Windows 7 cannot connect to Samba-shared printer

My USB printer is connected to an OpenSUSE 11.2 desktop on a home network. I shared the printer with samba and can print from a Windows XP notebook connected to the network, but whenever I try to connect a Windows 7 machine, I always get the message that Windows cannot connect to the printer.

Any idea?

Another way to do it is to set it up in cups as an ipp share and then printg from win7 to a tcp/ip printer. You need to set up/add the tcp printer port in windows first.
Sorry, haven’t done this since win2k, so a bit rusty on it.

On Tue, 2010-03-23 at 19:16 +0000, whych wrote:
> Another way to do it is to set it up in cups as an ipp share and then
> printg from win7 to a tcp/ip printer. You need to set up/add the tcp
> printer port in windows first.
> Sorry, haven’t done this since win2k, so a bit rusty on it.
>
>
Add Printer… Choose network printer… Stop the scan… choose
printer isn’t listed. The next dialog offers an option to
Select a shared printer by name. Enter the URL to your
CUPS based printer (IPP). e.g.

http://linuxserver:631/printers/printername

(replace linuxserver and printername with what is appropriate for
your CUPS server)

Then you’ll get a dialog allowing you select the Windows driver
to use.

Once done, test it by sending a Test Page…

Voila… done!

Btw… my CUPS + Samba printers are available to our Win7 clients
as well (smb style), but realize we run a domain and our CUPS server
is joined to the domain.

cjcox
We are not the ‘normal’ home user - we run windows domains and perhaps linux ldap logins with nfs, probably both at work and home!

Thanks for giving the op the instructions.
Like I said, I haven’t used tcp printing in windows for years.

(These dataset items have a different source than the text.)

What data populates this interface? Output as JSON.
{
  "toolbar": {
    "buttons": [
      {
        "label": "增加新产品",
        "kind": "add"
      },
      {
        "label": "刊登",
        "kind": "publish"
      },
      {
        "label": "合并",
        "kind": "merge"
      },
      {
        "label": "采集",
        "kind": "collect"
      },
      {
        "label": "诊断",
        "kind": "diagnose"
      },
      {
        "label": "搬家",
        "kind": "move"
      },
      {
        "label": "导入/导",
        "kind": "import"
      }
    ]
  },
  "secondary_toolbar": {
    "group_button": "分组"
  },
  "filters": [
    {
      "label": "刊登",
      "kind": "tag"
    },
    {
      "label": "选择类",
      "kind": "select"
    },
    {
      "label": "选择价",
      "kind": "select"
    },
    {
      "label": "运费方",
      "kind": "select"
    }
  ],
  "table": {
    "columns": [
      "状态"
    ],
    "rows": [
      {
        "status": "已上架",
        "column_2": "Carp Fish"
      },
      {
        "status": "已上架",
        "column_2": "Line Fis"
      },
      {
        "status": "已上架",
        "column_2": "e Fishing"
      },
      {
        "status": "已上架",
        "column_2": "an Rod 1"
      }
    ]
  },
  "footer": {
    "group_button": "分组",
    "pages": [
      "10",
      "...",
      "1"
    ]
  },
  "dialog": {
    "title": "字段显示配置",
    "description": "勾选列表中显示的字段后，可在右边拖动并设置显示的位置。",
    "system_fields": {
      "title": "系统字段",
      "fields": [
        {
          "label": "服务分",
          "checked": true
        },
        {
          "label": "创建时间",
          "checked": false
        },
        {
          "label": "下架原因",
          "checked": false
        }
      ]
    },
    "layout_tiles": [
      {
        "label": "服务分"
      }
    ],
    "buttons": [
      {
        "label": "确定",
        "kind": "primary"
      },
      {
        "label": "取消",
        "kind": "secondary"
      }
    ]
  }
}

Then it was in the old days of linux (redhat 4 or 5) and before samba was so sophisticated. It was easier to set the windows print share to tcp printing to allow printing form linux to windows.
How I longed to be able to afford a postscipt printer to avoid the need for stting up a print file! (How many guys around remember you can just print a file to the printer as a brute force print with the print command… and ps on ps printer is all nicely formatted!)
Since I moved to hp jetdirect, there’s no need for printer sharing.

Thank you for the advice.

I tried this too - in this case there is no error message, but the test page is not printing. Even if i allow printing from internet in cups, it does not change anything. How shall i set IPP in Cups?

Yes it would be nice to use the linux desktop as a domain controller, but the netbook is running an XP home edition, which is not capable of joining domains, so i created only a network workgroup for home.